El quinto Quinto
Fiel a su estilo, en silencio, Manolo Sanchís ha pasado a la reserva. Como los mariscales de la vieja escuela, ha optado por la sobriedad; mirará los focos desde el circulo central como se mira el firmamento por el ojo del embudo, plegará el uniforme, vaciará la taquilla y desaparecerá en el túnel sin dar un solo taconazo. Llevará consigo dos únicas condecoraciones: el dor-sal 5, su número de la suerte, y el escudo circular del club, ese jeroglífico que los colegas de su padre llamaban familiarmente la galleta.
A despecho de su brillante repertorio, Manolo fue el menos celebrado de los integrantes de la Quinta del Buitre. Frente al ingenio nuclear de Butragueño, el toque extralargo de Michel, el trazo relampagueante de Miguel Pardeza o la sutileza de Rafa Martín Vázquez para la geometría, él era sólo un bicho raro cuyas habilidades nadie lograba interpretar.

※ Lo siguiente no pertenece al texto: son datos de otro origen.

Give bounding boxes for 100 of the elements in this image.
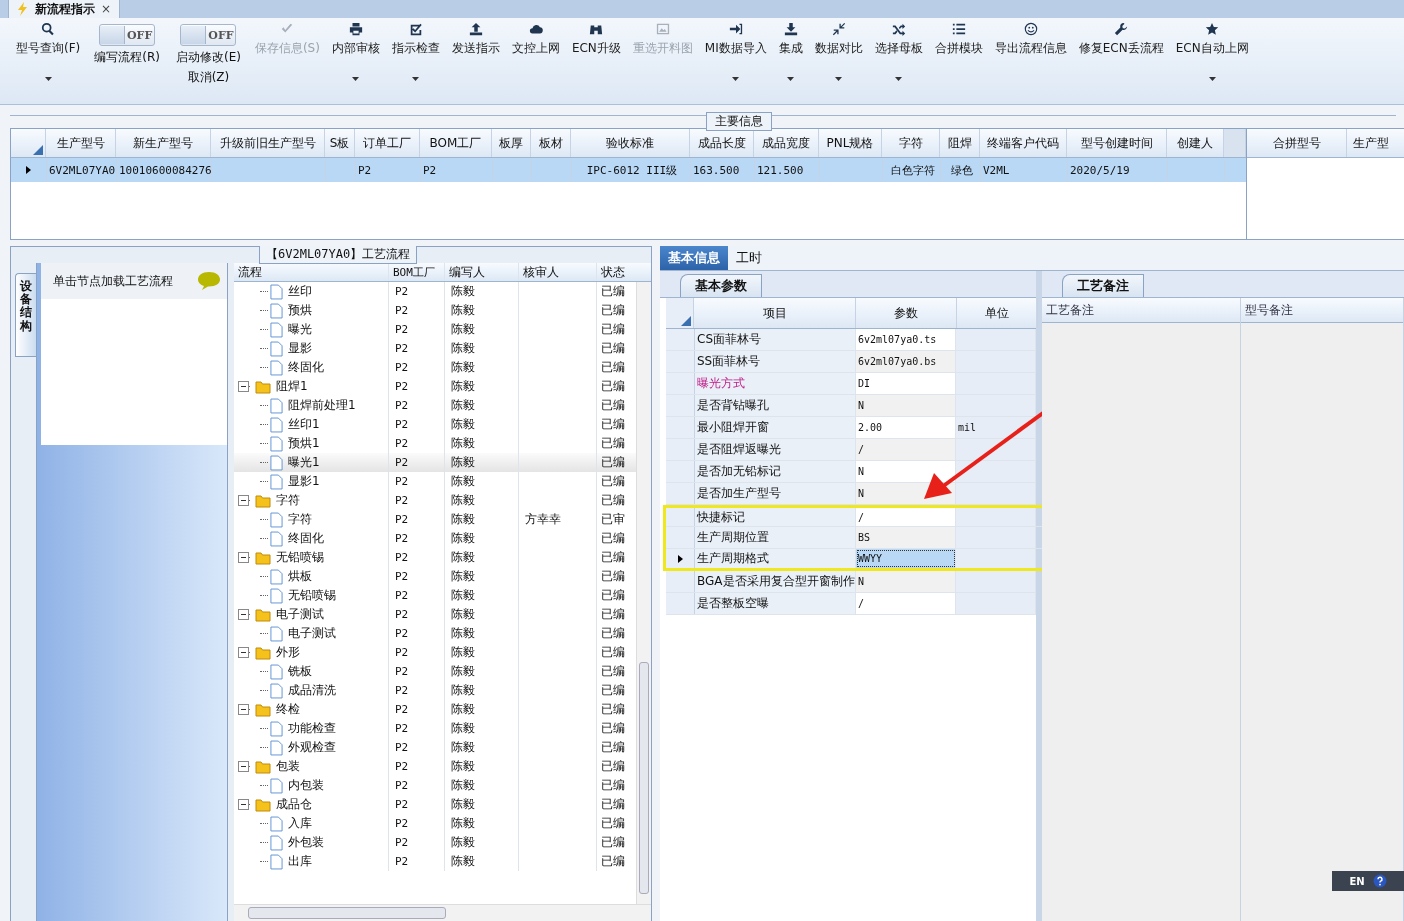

Aunque siempre fue un muchacho silencioso, su misterio se cifraba en sus hábitos crepusculares. Para empezar solía apostarse en la retaguardia, pero manejaba recursos escénicos que habrían podido acreditarle como uno de los más brillantes delanteros de la época. Quizá por un instintivo impulso de camuflaje decidió llevar al descubierto el faldón de la camiseta: así su perfil se desdibujaría sobre los límites del área. En vez de optar por el juego de filigrana, que era una de sus especialidades, prefirió emboscarse allí, entre los compañeros más rudos y los enemigos más virtuosos, preparado para intervenir únicamente en las situaciones extremas.
Si el equipo contrario lograba prosperar, allí aparecía él con su incierta potencia defensiva. A fin de conjurar el peligro de Scifo, Altobelli o Romario, incorporó a su catálogo de maldades una habilidad singular: se les infiltraba entre las botas, tendía una invisible telaraña en la que todos terminaban enredándose y, en plena confusión, tomaba la forma de un carterista en ropa interior. Alargaba la zarpa, atrapaba la pelota y la escondía, campo adelante, con una autoridad rayana en la arrogancia.
En realidad nunca se reveló muy bien el secreto de su longevidad, pero probablemente fue quien mejor interpretó el más cínico de los proverbios de la vida civil: Ojo de lince, paso de buey, diente de lobo y hacerse el bobo.
En resumen, nadie fue más listo ni más tenaz que El quinto Quinto.